Equal Play

Jung von Matt/Sports startet Initiative für mehr Gleichberechtigung in der Sportbranche

Equal Play soll für mehr Gleichberechtigung im Sportmanagement sorgen
© Jung von Matt/Sports
Equal Play soll für mehr Gleichberechtigung im Sportmanagement sorgen
Die Führungsriegen in der deutschen Sportbranche sind nach wie vor männlich dominiert. Warum ist das so? Dieser Frage widmen sich Jung von Matt/Sports und Odgers Berndtson nun in einer Studie, die auch den Auftakt zu einer neuen Initiative der Hamburger Sportmarketing-Agentur bildet: Equal Play.
Mit der Initiative will Jung von Matt/Sports eigenen Angaben zufolge eine Plattform etablieren, "die Frauen im Sportgeschäft das Netzwerken ermöglicht, Aufmerksamkeit für ihre Themen schafft und fortan aktuelle Entwicklungen beleuchtet." Dass es dafür reichlich Bedarf zu geben scheint, soll die Studie "Equal Play - Frauenkarrieren in der Sportbranche" belegen.


Anlass war die Feststellung, dass im deutschen Sport die hauptberuflichen Führungspositionen mit Entscheidungsbefugnis nur zu 20,2 Prozent von Frauen besetzt werden, obwohl laut Deutschem Olympischen Sportbund (DOSB), der mit Veronika Rücker übrigens von einer Frau geleitet wird, mehr als die Hälfte des beruflichen Personals weiblich sind. "Es scheint einen deutlichen Bruch auf dem Karriereweg von Frauen zu geben, wenn es darum geht, den Sprung in die Führungsriege zu schaffen", teilen Jung von Matt/Sports und Odgers Berndtson mit.

In der Studie haben die Agentur und die Personalberatung deswegen durch Experteninterviews und in einer Online-Umfrage Karrierewege von Frauen analysiert, die derzeit in verschiedenen Führungspositionen in Vereinen oder Verbänden tätig sind. Das Ziel: Herauszufinden, wie der Karriereweg der Teilnehmerinnen aussah und auf welche Herausforderungen Frauen stoßen, wenn sie im Sport Karriere machen wollen. Die Erkenntnisse aus der Studie haben die Autoren in sechs Thesen überführt:

1. Frauen bieten einen bedeutenden Mehrwert für die Sportbranche

Studien haben gezeigt, dass Unternehmen, deren Managementebene einen Frauenanteil von mindestens 30 Prozent hat, auch einen höheren Reingewinn erzielen. Auch positive Auswirkungen auf die Unternehmenskultur und Transformationserfolge gelten als nachgewiesen. Bleibt es bei dem geringen Frauenanteil in den Chefetagen der deutschen Sportbranche, verschenke diese viel Potenzial, so das Urteil der Studienautoren.

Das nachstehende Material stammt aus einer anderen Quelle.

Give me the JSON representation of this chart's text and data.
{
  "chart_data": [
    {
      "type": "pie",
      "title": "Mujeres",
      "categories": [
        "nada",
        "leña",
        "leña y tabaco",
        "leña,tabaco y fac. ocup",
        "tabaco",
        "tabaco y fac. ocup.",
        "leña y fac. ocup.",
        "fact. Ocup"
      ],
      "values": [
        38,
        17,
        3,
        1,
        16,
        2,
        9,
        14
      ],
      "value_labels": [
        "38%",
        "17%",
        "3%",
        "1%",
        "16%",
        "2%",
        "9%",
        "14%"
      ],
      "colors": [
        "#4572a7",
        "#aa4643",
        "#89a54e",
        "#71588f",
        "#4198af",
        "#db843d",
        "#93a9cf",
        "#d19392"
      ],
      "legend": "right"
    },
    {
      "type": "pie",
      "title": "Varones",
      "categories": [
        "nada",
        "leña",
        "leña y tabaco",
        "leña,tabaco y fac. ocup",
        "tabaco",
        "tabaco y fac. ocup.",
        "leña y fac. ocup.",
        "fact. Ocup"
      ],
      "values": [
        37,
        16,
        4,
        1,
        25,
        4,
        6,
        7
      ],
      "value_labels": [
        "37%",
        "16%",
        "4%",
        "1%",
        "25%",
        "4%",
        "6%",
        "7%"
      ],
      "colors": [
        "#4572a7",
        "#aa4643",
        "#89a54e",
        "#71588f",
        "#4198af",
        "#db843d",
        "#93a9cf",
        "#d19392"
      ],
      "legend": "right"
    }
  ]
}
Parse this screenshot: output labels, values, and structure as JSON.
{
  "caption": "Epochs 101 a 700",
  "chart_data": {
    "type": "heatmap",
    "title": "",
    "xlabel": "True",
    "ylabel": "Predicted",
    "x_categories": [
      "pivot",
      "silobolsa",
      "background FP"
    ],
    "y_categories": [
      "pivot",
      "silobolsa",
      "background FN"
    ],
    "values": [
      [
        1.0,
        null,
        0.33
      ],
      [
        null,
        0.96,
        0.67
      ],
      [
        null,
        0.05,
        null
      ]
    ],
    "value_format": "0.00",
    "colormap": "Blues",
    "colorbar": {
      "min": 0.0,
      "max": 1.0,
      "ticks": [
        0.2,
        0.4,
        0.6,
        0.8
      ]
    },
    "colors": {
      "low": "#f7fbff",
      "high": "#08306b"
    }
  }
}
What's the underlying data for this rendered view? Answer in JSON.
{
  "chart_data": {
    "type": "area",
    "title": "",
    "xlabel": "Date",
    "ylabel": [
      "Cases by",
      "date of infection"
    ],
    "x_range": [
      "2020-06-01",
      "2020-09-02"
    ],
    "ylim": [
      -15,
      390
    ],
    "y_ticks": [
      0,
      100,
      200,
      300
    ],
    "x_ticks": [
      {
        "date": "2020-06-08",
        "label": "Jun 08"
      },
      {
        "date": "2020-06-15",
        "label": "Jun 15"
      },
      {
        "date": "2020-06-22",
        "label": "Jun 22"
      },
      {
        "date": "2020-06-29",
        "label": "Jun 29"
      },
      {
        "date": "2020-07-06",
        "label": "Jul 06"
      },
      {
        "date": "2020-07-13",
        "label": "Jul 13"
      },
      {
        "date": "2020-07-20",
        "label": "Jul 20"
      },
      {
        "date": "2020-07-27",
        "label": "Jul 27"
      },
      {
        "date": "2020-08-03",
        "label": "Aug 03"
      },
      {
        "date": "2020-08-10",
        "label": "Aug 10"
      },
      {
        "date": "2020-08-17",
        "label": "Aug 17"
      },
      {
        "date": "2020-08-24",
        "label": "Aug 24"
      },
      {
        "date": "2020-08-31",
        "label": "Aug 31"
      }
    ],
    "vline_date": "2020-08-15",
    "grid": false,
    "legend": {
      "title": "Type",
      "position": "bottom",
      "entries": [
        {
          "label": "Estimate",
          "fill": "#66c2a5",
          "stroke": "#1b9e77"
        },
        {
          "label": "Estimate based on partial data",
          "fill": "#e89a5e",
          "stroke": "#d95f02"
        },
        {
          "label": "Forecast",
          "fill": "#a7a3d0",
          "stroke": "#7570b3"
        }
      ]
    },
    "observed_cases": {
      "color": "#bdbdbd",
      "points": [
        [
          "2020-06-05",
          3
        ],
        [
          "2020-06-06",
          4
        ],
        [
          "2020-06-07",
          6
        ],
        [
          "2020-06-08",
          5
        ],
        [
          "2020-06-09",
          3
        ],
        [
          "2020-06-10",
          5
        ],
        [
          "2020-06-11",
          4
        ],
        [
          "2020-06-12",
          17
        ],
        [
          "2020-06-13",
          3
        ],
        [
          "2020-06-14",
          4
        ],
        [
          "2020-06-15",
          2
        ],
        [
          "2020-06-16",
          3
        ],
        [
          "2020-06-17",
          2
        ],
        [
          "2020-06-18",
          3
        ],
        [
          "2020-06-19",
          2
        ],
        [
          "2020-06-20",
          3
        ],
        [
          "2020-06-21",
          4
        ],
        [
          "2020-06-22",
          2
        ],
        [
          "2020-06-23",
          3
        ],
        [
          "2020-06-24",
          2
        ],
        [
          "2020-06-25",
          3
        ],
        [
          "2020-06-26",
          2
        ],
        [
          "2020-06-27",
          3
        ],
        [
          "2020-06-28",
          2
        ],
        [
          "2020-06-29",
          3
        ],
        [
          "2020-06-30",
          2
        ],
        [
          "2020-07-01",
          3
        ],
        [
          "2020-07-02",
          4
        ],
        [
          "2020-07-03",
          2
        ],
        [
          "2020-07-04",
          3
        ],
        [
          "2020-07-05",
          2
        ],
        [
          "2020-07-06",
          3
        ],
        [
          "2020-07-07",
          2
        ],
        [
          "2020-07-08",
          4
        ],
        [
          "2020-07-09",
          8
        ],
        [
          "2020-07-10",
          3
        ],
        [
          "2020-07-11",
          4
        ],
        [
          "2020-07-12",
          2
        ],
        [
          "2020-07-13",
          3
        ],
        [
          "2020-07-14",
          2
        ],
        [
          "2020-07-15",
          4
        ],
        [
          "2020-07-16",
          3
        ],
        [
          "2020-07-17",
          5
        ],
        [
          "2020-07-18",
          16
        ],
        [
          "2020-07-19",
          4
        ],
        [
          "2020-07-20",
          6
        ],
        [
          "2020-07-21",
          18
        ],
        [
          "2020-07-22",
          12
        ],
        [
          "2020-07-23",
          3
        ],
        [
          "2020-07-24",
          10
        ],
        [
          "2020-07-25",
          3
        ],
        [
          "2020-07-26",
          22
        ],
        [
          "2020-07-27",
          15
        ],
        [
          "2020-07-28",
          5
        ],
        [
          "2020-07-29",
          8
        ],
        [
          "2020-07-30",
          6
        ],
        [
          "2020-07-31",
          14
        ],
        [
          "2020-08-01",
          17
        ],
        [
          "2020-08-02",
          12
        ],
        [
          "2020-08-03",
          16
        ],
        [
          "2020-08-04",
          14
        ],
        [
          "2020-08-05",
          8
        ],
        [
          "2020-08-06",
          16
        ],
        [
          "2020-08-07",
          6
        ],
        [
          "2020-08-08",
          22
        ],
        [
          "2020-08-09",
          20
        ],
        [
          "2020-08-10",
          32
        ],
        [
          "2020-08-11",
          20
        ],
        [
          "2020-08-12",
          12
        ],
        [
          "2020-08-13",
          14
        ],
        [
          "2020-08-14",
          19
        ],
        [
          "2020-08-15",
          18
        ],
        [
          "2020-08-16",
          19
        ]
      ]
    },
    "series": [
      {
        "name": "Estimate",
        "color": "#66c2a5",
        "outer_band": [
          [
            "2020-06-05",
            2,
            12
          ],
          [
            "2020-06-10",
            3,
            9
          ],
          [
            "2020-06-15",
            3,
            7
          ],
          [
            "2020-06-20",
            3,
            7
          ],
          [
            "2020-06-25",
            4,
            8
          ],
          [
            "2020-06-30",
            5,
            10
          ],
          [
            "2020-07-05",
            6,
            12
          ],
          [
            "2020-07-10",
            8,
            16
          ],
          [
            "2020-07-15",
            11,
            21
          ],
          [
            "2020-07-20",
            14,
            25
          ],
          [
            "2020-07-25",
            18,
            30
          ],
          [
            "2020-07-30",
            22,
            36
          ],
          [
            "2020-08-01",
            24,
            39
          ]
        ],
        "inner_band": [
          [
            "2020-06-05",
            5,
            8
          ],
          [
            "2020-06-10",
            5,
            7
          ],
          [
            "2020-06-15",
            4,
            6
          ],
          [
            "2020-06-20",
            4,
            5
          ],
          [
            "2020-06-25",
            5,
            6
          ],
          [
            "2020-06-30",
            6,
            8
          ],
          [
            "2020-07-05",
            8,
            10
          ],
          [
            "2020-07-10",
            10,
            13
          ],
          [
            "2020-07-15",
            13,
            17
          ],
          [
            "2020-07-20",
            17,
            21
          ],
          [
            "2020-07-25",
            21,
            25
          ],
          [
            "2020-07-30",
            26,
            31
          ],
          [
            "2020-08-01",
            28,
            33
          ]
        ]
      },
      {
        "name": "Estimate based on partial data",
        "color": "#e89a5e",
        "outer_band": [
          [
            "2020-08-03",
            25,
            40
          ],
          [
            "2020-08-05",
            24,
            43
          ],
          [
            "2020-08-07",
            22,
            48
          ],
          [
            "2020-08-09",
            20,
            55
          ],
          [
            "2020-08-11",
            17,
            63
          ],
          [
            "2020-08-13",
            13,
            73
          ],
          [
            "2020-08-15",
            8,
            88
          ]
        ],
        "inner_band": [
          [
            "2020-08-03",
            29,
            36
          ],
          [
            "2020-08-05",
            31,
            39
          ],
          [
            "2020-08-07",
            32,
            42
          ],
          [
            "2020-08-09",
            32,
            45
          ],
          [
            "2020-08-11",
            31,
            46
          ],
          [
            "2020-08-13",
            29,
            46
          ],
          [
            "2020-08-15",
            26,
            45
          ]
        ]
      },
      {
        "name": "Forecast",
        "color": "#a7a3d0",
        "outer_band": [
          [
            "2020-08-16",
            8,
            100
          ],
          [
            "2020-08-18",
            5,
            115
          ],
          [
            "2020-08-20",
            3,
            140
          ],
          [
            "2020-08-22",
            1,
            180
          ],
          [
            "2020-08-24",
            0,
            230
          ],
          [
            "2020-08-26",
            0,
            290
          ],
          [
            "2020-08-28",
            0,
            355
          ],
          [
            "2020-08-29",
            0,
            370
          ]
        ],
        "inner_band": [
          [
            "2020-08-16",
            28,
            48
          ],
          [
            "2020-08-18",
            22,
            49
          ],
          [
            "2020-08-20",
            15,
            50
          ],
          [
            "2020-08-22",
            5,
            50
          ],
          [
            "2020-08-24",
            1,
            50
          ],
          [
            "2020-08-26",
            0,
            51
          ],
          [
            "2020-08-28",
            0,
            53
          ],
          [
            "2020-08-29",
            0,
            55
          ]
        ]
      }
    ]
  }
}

2. Frauen sind in Führungspositionen in der Sportbranche drastisch unterrepräsentiert

Wie oben bereits aufgezeigt, wird die Branche derzeit von männlichen Entscheidern geprägt. Um diese Situation zu verbessern, braucht es Entscheidungsträger, die aus Überzeugung Veränderung initiieren.

3. Frauen wird der Zugang zu Führungspositionen in der Sportbranche erschwert

In der Studie gaben nur 13 Prozent der Befragten an, dass es kommunizierte Pläne in ihrem Unternehmen gibt, das bestehende Ungleichgewicht in den Führungsetagen abzustellen. Vorbild könnte der DOSB sein, der sich selbst eine 30-Prozent-Quotenregelung für Frauen in Gremien und Führungspositionen gegeben hat.
„Der Sport lebt grundsätzlich von Vielfalt und Buntheit. Leider zeigt sich das noch nicht in den Führungsetagen der Branche.“
Katja Kraus, Jung von Matt/Sports

4. Fehlende Kompetenzvermutung schließt Frauen für Führungspositionen im Ressort Sport oftmals von vornherein aus

In der Studie werde deutlich, "dass insbesondere in sportnahen Bereichen eine erhebliche Skepsis gegenüber Frauen in Entscheidungspositionen besteht, die häufig mit mangelnder fachlicher Autorität von Frauen begründet wird", teilen die Autoren mit. Deswegen gelte es, "tradierte Glaubenssätze infrage zu stellen und sich mit gesellschaftlichen Veränderungen offen auseinanderzusetzen".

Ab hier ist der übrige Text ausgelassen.